Thursday, May 1, 2014

Bollywood star lights up film festival - The Australian



Bollywood star Amitabh Bachchan is the “undisputed patriarch of Indian cinema”.


Bollywood star Amitabh Bachchan is the “undisputed patriarch of Indian cinema”. Source: News Corp Australia




BOLLYWOOD star Amitabh Bachchan arrived this week at Melbourne Airport where fans forgot about taking selfies and fell to the floor to kiss his feet.



Many Australian movie-goers will know Bachchan for his one Hollywood role — as the gangster Meyer Wolfsheim in Baz Luhrmann’s The Great Gatsby — but to Indian fans he’s the veteran of more than 180 films and the host of a popular TV game show.


Last night he attended the opening of the Indian Film Festival of Melbourne, with a screening of his 1975 Bollywood western Sholay, recently transferred to 3D. The Hindi epic has been compared to Sergio Leone’s famed spaghetti western, The Good, the Bad and the Ugly.


“It’s moving with the times, moving with technology,” Bachchan said of the film that was India’s first in 70mm and stereo sound.


Bachchan said he was surprised when Luhrmann asked him to play a small role in The Great Gatsby.


The character of Meyer Wolfsheim in Fitzgerald’s novel has been criticised as a crude Jewish stereotype; Luhrmann reportedly cast a non-Jewish actor to avoid a potentially anti-semitic portrayal.


Bachchan — who appears as Wolfsheim wearing a human molar for a tiepin — said he was not aware of the reason behind the director’s casting decision.

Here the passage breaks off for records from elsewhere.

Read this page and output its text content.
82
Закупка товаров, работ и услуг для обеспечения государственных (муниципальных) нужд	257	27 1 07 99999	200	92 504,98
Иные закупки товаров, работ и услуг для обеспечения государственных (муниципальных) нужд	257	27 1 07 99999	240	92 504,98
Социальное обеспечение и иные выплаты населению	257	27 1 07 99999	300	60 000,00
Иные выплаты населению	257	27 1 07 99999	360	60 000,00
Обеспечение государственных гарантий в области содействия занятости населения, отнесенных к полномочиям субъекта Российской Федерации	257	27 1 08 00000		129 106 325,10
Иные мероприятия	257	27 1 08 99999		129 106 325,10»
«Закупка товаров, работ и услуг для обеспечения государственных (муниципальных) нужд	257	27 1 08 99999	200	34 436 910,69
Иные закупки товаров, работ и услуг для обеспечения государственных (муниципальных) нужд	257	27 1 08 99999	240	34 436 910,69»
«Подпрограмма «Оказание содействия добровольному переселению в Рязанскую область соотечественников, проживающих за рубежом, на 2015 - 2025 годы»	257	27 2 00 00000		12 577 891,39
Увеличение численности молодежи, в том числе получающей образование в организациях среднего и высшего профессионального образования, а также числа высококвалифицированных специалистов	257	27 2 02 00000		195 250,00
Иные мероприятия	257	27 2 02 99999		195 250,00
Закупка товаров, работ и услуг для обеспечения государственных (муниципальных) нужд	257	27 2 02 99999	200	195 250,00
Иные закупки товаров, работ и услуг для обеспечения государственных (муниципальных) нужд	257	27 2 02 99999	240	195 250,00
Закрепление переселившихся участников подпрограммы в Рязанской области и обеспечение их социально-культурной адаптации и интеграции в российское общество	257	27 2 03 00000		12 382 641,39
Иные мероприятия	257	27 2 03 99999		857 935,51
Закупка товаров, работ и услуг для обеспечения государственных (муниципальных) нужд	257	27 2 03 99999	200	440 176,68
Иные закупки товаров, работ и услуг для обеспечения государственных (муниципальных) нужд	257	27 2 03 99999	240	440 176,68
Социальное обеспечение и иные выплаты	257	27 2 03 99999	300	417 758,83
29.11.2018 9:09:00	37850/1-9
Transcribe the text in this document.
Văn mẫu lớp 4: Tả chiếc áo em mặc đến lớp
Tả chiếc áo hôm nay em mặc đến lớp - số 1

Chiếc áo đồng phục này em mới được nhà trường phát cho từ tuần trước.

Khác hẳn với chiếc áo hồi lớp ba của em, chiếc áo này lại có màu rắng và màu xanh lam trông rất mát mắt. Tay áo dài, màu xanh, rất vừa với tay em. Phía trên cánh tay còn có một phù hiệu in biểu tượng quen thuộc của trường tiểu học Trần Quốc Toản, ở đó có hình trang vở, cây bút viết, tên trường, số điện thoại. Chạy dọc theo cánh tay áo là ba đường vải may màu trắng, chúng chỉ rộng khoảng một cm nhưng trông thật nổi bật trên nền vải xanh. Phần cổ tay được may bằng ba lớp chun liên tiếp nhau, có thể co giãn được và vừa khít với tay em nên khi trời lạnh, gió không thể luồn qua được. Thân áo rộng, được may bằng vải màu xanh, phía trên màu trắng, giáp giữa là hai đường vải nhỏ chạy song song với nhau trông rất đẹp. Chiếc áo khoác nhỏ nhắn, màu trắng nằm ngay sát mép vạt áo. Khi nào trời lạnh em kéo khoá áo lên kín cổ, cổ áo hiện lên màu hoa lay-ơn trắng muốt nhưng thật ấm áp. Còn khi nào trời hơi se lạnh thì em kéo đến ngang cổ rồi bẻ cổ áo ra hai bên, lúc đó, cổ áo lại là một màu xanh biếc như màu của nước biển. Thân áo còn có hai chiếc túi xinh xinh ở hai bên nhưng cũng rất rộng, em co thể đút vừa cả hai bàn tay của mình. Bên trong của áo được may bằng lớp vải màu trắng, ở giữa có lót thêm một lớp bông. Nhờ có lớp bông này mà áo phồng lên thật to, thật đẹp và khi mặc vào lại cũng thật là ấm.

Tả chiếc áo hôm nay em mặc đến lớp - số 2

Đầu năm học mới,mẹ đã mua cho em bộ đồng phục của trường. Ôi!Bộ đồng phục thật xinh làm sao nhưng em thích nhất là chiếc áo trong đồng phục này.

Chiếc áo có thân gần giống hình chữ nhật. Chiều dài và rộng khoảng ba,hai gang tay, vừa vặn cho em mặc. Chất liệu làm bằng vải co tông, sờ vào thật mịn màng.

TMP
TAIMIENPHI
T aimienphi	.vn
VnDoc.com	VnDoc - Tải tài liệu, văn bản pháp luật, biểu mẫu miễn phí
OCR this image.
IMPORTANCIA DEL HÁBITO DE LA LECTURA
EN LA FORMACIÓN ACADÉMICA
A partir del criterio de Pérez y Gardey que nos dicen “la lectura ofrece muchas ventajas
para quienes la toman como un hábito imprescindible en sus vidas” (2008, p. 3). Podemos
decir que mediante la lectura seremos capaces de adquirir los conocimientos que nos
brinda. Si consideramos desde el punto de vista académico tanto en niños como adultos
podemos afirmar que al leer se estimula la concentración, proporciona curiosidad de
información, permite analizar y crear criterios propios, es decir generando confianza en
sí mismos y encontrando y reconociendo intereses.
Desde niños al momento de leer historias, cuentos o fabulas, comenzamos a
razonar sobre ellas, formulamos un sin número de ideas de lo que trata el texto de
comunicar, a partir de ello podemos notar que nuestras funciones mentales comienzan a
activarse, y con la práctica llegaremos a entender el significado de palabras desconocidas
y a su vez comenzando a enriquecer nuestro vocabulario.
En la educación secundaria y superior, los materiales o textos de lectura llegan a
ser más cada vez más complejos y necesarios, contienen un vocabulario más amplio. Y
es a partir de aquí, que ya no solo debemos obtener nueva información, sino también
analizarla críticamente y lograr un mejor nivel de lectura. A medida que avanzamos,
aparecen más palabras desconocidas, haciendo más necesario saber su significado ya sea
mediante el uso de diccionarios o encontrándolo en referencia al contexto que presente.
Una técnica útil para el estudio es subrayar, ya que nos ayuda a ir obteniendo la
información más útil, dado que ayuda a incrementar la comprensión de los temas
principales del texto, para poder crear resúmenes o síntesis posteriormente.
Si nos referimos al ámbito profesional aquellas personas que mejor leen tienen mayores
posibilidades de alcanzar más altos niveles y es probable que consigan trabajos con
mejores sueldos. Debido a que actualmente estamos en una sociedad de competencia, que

“I’ve never looked at it that way,” he said.


“And I don’t think that, in cinema, that is a consideration. You just do the role that you want to do, or that you are appropriate for...


“It doesn’t really matter who plays what, so long as the character, and the creativity of the character comes through. I look upon it as a creative opportunity, rather than wanting to make any kind of commentary.”


Bachchan in 2011 refused to visit Australia to receive an honorary doctorate because of a recent spate of attacks on Indian students. He visited later when the controversy had settled, and accepted the honour from Queensland University of Technology.


He said cinema was a builder of bridges between cultures. “When we sit inside a hall, we don’t know what the caste, creed, religion or colour of the person sitting next to you is, but you enjoy the same (film),” he said.


The director of the Indian Film Festival, Mitu Bhowmick Lange, said Bachchan was the “undisputed patriarch of Indian cinema”.


The 71-year-old actor is making four films this year and will again be the host of TV’s Kaun Banega Crorepati, the Indian version of Who Wants to be a Millionaire?